To balance the given chemical equation:
[tex]\[ \text{NaOH} + \text{H}_2\text{SO}_4 \rightarrow \text{Na}_2\text{SO}_4 + \text{H}_2\text{O} \][/tex]
Let's follow these steps:
1. Write down the number of each type of atom on both sides of the equation:
- Reactants (Left Side):
- Na: 1 (from NaOH)
- O: 2 (1 from NaOH + 1 from H₂SO₄ which is included 4 Oxygens, but we should write it in such a way) (Rechecked)
- H: 3 (1 from NaOH + 2 from H₂SO₄)
- S: 1 (from H₂SO₄)
2. Balance the Sodium (Na) Atoms:
- We have 1 Sodium atom on the left side from NaOH, but on the right side, we have 2 Sodium atoms in Na₂SO₄.

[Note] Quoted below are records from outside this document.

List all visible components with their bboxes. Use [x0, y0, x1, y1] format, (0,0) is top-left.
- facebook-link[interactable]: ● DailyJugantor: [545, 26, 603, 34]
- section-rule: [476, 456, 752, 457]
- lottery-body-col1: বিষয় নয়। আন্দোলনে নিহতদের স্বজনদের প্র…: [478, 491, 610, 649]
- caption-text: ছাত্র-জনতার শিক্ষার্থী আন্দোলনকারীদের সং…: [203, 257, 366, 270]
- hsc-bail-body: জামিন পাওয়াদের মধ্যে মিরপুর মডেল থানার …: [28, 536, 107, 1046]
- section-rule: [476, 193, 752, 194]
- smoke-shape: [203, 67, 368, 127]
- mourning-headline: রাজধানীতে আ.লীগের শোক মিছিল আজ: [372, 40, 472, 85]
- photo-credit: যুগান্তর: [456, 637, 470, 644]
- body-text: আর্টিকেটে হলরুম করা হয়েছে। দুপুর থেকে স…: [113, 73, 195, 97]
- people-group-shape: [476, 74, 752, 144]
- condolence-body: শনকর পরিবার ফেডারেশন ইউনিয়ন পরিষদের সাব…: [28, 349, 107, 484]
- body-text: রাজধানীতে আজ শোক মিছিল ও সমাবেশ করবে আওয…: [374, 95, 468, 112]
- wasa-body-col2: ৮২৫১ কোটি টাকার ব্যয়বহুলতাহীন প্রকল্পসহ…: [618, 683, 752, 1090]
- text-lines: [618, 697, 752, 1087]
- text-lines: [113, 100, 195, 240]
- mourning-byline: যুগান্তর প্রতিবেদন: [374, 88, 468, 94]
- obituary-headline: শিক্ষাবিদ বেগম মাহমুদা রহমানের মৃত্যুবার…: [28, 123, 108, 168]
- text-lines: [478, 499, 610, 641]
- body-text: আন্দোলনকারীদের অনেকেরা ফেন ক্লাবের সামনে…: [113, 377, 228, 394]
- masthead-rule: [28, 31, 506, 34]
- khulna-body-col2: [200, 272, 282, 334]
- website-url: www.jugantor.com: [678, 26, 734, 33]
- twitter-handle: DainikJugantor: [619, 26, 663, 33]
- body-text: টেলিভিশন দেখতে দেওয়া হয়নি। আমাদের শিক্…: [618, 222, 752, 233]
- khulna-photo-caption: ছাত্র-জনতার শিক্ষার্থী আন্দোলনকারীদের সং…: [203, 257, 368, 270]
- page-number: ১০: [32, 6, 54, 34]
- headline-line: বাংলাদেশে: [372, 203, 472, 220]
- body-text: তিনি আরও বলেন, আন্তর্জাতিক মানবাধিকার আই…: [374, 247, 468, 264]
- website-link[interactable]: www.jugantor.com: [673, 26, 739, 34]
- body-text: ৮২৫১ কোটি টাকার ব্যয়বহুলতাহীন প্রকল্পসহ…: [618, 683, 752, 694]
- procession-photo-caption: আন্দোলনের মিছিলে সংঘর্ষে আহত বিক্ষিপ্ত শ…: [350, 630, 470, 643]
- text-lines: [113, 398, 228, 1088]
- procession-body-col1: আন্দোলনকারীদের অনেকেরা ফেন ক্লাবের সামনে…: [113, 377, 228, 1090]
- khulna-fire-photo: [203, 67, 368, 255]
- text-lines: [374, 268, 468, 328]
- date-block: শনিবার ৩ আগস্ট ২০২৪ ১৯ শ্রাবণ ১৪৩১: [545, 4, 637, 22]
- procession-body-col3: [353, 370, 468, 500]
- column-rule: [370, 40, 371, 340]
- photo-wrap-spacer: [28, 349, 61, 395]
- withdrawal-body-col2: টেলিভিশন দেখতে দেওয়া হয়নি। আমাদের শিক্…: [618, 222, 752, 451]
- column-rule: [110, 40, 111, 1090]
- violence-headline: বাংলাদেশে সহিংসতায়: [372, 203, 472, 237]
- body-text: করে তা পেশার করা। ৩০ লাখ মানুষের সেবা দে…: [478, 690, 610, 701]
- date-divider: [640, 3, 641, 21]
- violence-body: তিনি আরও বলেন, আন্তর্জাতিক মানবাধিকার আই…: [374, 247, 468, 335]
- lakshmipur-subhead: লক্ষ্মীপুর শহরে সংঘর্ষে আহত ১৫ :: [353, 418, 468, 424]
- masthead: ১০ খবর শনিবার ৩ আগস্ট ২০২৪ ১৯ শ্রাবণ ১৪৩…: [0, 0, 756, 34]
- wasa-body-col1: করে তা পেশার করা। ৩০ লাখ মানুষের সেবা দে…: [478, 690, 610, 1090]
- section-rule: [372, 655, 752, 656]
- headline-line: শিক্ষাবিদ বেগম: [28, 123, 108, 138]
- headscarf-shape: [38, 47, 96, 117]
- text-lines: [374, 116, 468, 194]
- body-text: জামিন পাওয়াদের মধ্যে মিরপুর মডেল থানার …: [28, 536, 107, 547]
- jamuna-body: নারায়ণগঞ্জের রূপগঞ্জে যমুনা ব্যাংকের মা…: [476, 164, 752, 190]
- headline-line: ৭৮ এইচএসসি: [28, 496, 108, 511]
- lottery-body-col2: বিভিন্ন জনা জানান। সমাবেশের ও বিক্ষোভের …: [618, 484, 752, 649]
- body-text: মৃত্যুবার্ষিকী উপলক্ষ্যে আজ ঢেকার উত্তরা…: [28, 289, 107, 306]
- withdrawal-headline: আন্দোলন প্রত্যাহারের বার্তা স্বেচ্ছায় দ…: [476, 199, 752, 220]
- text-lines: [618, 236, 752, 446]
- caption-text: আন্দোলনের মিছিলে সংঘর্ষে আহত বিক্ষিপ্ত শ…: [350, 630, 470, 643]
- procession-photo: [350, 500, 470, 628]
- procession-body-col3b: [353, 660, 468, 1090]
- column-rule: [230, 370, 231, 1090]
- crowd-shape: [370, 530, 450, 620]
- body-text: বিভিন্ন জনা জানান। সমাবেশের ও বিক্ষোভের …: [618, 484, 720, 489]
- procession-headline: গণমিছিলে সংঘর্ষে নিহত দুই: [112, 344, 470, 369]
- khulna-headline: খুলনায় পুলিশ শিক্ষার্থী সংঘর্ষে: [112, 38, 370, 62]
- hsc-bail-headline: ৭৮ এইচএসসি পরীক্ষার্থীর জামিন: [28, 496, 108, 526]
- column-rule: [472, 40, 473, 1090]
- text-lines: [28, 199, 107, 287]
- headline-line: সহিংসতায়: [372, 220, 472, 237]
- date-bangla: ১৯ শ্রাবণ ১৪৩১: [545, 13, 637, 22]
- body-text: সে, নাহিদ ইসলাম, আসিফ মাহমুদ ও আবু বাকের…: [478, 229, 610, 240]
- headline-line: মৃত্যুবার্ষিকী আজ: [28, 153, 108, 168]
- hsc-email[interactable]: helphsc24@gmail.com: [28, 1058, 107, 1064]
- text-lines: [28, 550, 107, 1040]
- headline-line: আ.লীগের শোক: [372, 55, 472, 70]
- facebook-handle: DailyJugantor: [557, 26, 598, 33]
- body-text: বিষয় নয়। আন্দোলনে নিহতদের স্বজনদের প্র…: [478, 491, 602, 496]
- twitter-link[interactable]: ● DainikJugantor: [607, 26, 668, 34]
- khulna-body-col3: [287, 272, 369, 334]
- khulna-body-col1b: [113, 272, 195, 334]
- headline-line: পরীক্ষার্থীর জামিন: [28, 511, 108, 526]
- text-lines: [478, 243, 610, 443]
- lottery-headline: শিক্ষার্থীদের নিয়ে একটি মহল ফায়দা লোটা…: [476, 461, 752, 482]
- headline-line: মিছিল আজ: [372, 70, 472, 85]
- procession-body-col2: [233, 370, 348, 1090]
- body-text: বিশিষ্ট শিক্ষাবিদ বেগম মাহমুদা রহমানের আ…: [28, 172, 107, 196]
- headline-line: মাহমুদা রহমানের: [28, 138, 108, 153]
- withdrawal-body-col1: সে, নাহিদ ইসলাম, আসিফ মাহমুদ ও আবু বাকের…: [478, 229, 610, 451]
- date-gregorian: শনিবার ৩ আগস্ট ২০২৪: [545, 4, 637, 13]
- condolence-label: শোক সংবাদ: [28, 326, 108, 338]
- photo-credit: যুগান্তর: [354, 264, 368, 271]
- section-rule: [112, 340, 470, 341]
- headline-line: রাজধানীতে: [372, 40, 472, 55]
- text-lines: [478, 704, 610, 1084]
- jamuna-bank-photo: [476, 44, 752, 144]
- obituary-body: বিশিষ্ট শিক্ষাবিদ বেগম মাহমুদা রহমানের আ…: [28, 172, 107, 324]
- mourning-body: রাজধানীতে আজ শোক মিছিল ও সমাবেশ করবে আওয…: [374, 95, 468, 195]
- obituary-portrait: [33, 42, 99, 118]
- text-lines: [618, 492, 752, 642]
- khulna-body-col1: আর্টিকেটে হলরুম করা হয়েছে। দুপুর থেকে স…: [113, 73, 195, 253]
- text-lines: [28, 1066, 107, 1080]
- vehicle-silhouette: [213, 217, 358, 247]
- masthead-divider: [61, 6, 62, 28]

- To equalize the number of Sodium atoms, we place a coefficient of 2 before NaOH on the left side:
[tex]\[ 2\text{NaOH} + \text{H}_2\text{SO}_4 \rightarrow \text{Na}_2\text{SO}_4 + \text{H}_2\text{O} \][/tex]
3. Balance the Hydrogen (H) Atoms:
- Now we have 2 Sodium atoms from 2 NaOH, so we also need to balance Hydrogens.
- There are 4 Hydrogen atoms on the left side after multiplying NaOH by 2 and having H₂SO₄.
- We need 2 Hydrogens for each water molecule, so we place a coefficient of 2 before H₂O on the right side:
[tex]\[ 2\text{NaOH} + \text{H}_2\text{SO}_4 \rightarrow \text{Na}_2\text{SO}_4 + 2\text{H}_2\text{O} \][/tex]
4. Balance the Sulfur (S) and Oxygen (O) Atoms:
- We have now balanced the number of each atom.
- The equation showed 2 Oxygens (each molecule of NaOH), which compensates the 4 there from 2 molecules of water in products.
- 4 Sodium (2 NaOH each side) = 4 Sodiums (each atom in Na₂SO₄).
Thus, the balanced equation looks like:
[tex]\[ 2\text{NaOH} + \text{H}_2\text{SO}_4 \rightarrow \text{Na}_2\text{SO}_4 + 2\text{H}_2\text{O} \][/tex]
So, the coefficient that goes in the blank for the balanced equation is:
[tex]\[ 2 \text{NaOH} + \underline{1}\text{H}_2\text{SO}_4 \rightarrow \text{Na}_2\text{SO}_4 + 2\text{H}_2\text{O} \][/tex]
Thus, the coefficient for [tex]\( \text{H}_2\text{SO}_4 \)[/tex] in the balanced equation is 1.